Comment on détecte les astéroïdes géocroiseurs
On ne cherche pas un astéroïde, on cherche un point qui bouge. Les programmes de surveillance photographient le même champ de ciel plusieurs fois dans la nuit et comparent les images.
- Géocroiseurs connus
- 42 387
- Découverte d'Apophis
- 19 juin 2004
On cherche un point qui bouge
Un astéroïde n'a rien qui le distingue d'une étoile sur une image : c'est un point lumineux. Ce qui le trahit, c'est son déplacement.
Les programmes de surveillance photographient donc le même champ de ciel plusieurs fois au cours d'une nuit, à quelques dizaines de minutes d'intervalle, puis comparent les clichés. Les étoiles restent en place, les objets du Système solaire se décalent. Un logiciel repère ces décalages et signale les candidats.
Chaque nuit claire produit ainsi des milliers de détections, dont l'immense majorité correspond à des objets déjà catalogués.
Ce qui rend l'exercice difficile
Trois facteurs limitent ce qu'on peut voir.
La taille. Un objet de quelques dizaines de mètres est des milliers de fois moins lumineux qu'un objet kilométrique. Il faut donc qu'il passe très près pour être repéré, ce qui laisse peu de délai.
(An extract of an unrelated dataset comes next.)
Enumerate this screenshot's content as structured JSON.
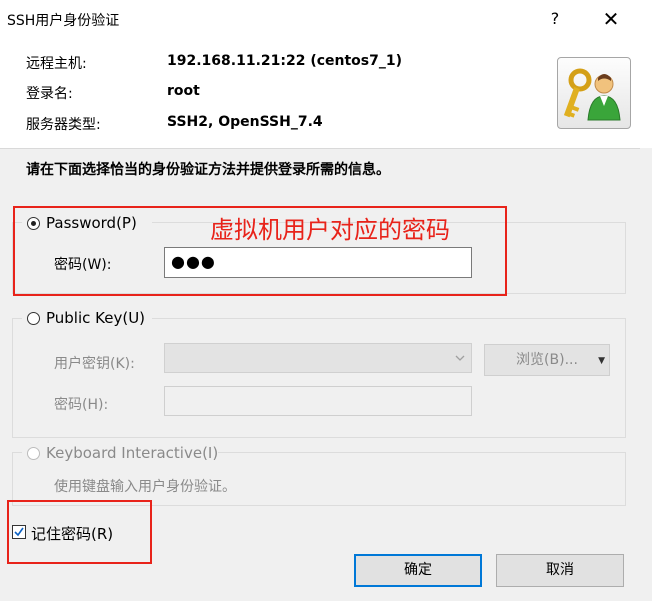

L'albédo. Un astéroïde sombre renvoie peu de lumière. À taille égale, il est détecté beaucoup plus tard qu'un objet clair. C'est aussi ce qui rend la mesure de sa taille incertaine, comme l'explique la page consacrée à la taille d'Apophis.
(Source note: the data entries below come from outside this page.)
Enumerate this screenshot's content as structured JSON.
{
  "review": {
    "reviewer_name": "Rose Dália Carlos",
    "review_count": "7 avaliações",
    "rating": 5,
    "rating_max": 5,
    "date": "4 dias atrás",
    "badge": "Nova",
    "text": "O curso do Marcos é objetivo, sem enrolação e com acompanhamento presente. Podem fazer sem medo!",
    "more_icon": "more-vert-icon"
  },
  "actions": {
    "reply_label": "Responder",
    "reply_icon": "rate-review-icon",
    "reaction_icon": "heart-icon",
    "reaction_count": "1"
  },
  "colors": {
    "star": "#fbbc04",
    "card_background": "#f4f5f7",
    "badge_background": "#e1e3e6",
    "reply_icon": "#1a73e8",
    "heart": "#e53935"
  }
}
La direction du Soleil. Un objet qui arrive depuis la direction du Soleil est pratiquement invisible depuis le sol : l'éclat solaire noie tout. C'est l'angle mort structurel de la surveillance terrestre, et c'est exactement ce qui s'est produit à Tcheliabinsk en 2013, où l'objet n'a été détecté qu'en entrant dans l'atmosphère.
Le cas d'Apophis
Apophis a été découvert le 19 juin 2004 depuis l'observatoire de Kitt Peak, puis perdu de vue pendant près de six mois avant d'être retrouvé en décembre.
Cette interruption illustre bien la contrainte : un objet n'est observable que dans des configurations géométriques favorables. Le reste du temps, il est trop proche de la direction du Soleil ou trop peu lumineux, et il redevient inaccessible.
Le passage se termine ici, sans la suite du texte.